Prime Minister Binyamin Netanyahu and Defense Minister Moshe Ya’alon ordered the Israeli Air Force to resume strikes over Gaza Tuesday afternoon, six hours after a ceasefire proposed by Egypt, accepted by Israel and rejected by Hamas, was due to go into effect. During those hours, dozens of Hamas rockets raked town after town and village after village. debkafile: The White House called off US Secretary of State John Kerry’s Cairo visit upon finding Tehran’s hand behind the rockets. Netanyahu goes on the air at 8 p.m. to explain what went wrong.
Straight after the ceasefire was due to go into effect Tuesday at 9 a.m., Hamas fired 20 rockets from the Gaza Strip. The Israeli security cabinet had meanwhile endorsed Cairo’s proposal to mediate the conflict with the Palestinian extremists, but warned that if they continued to fire rockets, Israel would hit back with “all possible force.”
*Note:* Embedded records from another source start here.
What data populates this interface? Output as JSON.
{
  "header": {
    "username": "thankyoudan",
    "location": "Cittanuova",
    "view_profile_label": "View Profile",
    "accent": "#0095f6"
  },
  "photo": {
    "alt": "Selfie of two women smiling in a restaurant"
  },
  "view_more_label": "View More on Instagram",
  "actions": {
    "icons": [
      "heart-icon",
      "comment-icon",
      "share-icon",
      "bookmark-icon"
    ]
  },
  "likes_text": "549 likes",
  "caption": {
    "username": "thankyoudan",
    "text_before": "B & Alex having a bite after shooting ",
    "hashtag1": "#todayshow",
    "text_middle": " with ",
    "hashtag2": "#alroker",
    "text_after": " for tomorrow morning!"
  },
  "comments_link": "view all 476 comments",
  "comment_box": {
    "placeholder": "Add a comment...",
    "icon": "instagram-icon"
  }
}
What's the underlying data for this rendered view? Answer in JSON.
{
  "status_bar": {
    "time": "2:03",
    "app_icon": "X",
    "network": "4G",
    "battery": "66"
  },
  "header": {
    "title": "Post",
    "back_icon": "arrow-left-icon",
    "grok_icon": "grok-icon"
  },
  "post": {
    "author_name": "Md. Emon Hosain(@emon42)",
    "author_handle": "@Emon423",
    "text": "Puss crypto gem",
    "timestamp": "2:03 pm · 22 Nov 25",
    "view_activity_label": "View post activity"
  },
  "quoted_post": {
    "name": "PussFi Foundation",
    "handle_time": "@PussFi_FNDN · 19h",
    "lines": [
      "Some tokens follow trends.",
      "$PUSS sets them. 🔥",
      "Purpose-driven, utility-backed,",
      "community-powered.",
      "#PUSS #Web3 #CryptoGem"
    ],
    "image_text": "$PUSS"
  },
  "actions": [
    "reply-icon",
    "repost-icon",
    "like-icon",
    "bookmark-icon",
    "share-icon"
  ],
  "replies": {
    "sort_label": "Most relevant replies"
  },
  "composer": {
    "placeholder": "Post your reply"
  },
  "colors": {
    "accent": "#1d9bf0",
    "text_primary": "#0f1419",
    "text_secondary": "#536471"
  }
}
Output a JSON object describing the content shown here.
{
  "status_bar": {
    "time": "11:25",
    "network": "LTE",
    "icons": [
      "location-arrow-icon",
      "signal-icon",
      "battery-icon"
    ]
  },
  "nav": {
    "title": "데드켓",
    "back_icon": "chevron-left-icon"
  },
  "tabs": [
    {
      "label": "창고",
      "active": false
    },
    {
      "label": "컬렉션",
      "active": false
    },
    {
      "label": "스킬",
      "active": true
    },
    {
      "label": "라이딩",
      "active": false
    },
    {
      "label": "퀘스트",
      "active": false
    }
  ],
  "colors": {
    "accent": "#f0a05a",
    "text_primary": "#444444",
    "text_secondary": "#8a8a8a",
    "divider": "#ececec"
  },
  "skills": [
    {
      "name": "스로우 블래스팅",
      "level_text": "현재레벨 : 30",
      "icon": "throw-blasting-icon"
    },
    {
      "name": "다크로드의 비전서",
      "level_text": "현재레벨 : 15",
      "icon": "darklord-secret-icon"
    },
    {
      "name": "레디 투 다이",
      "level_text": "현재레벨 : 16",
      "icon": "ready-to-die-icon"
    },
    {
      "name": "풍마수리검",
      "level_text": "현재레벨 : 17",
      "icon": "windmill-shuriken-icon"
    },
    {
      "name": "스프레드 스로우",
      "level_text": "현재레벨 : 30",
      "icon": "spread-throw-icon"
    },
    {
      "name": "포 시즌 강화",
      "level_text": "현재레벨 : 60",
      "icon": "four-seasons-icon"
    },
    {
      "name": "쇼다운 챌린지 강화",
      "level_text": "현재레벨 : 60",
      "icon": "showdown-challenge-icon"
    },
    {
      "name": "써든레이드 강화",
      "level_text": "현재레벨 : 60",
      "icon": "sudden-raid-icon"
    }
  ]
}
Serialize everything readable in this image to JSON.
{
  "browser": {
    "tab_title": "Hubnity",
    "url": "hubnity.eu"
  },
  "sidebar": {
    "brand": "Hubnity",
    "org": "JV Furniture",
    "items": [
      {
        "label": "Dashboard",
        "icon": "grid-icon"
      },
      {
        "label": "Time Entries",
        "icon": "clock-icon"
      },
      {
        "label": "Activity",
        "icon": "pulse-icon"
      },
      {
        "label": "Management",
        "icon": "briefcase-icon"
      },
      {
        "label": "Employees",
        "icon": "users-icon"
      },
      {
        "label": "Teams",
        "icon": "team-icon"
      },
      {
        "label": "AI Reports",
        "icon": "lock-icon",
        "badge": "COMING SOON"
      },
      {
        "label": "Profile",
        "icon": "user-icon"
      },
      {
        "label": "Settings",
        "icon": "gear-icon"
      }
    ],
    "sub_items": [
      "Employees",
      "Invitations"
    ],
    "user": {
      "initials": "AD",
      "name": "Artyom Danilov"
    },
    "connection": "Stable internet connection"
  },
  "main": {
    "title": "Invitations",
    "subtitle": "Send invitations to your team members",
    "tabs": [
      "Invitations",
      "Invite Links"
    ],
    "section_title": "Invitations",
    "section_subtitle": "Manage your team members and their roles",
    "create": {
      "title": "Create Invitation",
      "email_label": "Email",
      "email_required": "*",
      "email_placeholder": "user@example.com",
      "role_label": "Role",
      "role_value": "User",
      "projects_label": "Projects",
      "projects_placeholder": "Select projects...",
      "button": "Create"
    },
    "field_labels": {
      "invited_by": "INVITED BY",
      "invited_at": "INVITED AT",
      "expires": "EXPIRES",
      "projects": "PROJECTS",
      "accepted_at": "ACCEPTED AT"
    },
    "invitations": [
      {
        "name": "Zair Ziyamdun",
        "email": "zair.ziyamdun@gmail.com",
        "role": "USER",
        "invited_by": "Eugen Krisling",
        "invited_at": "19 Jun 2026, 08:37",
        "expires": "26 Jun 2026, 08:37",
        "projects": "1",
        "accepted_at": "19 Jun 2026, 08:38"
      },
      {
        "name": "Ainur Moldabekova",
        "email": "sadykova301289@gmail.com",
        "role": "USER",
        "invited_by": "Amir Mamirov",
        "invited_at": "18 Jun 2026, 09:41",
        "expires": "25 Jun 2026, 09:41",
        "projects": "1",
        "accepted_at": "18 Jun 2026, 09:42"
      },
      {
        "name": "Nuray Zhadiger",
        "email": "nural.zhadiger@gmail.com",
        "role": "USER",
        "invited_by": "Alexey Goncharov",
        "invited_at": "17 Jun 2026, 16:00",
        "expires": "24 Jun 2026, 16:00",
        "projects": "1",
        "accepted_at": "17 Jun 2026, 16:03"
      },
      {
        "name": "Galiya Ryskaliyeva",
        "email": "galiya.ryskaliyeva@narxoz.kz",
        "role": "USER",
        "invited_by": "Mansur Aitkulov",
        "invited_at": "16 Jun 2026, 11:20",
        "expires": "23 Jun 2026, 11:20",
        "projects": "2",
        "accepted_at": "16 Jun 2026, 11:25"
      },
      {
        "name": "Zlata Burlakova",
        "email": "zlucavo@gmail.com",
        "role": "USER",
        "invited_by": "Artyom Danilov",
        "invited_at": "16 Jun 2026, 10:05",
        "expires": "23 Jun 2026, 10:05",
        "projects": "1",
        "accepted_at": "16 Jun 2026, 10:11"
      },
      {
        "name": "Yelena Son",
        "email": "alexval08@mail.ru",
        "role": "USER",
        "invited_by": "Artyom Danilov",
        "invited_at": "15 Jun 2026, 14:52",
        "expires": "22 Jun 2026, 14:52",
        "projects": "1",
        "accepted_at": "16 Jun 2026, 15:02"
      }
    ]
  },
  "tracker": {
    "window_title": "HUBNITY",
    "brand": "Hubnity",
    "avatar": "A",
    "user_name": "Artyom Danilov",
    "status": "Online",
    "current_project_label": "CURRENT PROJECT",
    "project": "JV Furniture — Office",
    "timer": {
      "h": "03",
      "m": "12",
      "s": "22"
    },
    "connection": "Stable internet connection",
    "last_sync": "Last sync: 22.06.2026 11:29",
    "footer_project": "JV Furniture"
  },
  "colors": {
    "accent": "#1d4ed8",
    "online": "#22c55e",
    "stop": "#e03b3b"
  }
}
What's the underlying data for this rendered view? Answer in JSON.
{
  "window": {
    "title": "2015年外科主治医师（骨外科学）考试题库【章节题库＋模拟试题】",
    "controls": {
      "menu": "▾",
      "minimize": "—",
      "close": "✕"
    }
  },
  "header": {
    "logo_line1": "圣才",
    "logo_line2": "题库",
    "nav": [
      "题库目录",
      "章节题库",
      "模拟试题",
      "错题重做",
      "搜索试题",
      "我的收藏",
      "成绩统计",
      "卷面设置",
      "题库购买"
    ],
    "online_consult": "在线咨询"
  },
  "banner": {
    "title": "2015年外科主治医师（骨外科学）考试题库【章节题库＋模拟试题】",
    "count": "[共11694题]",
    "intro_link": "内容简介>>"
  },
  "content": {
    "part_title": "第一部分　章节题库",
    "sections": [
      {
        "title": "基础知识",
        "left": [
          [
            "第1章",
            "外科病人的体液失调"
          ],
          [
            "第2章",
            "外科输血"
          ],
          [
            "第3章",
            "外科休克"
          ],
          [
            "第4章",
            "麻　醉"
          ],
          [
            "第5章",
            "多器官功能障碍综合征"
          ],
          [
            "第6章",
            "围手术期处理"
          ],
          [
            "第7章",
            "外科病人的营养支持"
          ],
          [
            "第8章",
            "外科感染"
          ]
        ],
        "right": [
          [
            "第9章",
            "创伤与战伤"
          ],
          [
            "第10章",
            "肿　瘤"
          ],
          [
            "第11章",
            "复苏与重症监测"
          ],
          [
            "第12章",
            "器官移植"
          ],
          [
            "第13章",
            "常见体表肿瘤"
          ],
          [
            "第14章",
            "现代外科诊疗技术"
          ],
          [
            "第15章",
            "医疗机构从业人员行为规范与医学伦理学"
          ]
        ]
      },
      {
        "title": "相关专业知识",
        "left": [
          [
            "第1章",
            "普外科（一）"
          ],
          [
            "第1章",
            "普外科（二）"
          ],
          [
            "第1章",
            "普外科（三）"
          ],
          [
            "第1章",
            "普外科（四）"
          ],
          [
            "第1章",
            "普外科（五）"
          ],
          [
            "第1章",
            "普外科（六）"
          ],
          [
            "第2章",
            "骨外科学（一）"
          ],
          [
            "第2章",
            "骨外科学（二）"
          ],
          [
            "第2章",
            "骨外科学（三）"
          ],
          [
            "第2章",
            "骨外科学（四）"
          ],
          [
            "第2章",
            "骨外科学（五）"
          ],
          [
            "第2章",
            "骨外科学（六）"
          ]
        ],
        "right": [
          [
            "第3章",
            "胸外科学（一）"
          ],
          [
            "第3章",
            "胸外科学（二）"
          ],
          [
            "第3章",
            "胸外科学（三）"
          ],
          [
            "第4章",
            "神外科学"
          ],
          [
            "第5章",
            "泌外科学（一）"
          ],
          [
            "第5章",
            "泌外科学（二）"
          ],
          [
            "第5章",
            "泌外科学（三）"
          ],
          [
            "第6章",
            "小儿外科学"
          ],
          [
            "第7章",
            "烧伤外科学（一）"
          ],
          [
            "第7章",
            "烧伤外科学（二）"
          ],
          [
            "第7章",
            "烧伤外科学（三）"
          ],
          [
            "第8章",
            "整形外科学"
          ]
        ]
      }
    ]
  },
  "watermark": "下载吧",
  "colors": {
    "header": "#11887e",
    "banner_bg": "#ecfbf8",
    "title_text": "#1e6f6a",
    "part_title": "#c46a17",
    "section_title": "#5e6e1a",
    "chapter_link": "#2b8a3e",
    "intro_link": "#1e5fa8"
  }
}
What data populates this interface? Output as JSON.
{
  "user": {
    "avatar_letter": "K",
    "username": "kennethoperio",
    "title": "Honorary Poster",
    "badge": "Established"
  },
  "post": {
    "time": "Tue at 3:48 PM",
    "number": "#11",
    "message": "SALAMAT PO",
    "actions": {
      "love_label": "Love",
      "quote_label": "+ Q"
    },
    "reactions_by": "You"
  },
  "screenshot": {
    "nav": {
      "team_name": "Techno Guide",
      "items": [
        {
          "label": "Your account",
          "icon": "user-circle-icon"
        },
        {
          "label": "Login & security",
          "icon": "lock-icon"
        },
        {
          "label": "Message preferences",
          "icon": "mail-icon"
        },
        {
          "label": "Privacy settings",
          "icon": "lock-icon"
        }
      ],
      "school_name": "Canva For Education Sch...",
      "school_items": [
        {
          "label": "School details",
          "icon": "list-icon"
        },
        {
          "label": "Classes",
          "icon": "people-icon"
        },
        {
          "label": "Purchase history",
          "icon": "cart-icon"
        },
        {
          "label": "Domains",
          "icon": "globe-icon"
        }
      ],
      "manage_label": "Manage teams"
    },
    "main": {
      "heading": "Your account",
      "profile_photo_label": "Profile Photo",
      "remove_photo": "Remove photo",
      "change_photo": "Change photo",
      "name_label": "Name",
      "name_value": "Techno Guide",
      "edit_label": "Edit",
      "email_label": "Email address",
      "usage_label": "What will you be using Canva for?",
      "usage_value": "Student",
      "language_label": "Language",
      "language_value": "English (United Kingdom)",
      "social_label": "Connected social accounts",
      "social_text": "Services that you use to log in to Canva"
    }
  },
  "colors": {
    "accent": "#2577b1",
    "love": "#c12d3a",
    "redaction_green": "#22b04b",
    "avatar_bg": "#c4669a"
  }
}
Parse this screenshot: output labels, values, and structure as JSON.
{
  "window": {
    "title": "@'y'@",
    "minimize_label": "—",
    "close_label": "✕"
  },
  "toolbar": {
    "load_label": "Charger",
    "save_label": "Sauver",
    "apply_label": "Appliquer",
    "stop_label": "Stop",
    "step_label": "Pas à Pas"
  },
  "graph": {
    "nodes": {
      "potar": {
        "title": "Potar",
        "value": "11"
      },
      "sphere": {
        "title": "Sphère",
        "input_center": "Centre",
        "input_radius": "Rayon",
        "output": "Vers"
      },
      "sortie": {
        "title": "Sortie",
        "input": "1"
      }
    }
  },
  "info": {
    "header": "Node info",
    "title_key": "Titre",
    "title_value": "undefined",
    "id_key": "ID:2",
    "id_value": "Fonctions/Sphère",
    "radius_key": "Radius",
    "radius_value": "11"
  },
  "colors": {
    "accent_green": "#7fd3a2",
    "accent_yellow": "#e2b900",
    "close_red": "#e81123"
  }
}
In Cairo, Hamas official Mussa Abu Marzuk took responsibility for eight of the post-“truce” rockets, most of which landed on Ashdod, slightly injuring one woman. Iron Dome intercepted four.
debkafile: It was obvious from the first that the Egyptian bid to enforce a comprehensive truce before summoning the parties to Cairo to discuss a substantial deal – on the lines published Monday night in Cairo – had no legs. It was artificially cobbled together by Israel and Egypt with no reference to the initial aggressor, Hamas and its pro-Iranian ally Jihad Islami. Had they been consulted, some sort of dialogue might have developed and led to a bilateral ceasefire, however fragile.
But this did not happen and the rosy bubble filled with nothing but hot air was bound to burst.
According to our sources in Washington, the real reason the White House pulled Kerry out of another certain fiasco in the nick of time was incoming intelligence that Tehran had ordered its Palestinian pawn Jihad Islami to ignore the ceasefire and keep on shooting from Gaza. This left Hamas no option but to follow suit.
The Obama administration was also advised of that hand behind the trickle of rockets fired this week from Lebanon and Syria at Western Galilee and the Golan. It was the radical Popular Front for the Liberation of Palestinian, PFLP-General Command, whose chief Ahmed Jibril has made his organization an operational branch of the Iranian Revolutionary Guards’ Al Qods Brigades.
Israeli spokesmen have carefully refrained from putting these incidents together, all leading to Tehran, and inferring a well-orchestrated master plan afoot against the Jewish state that would not be put off by an unsustainable truce.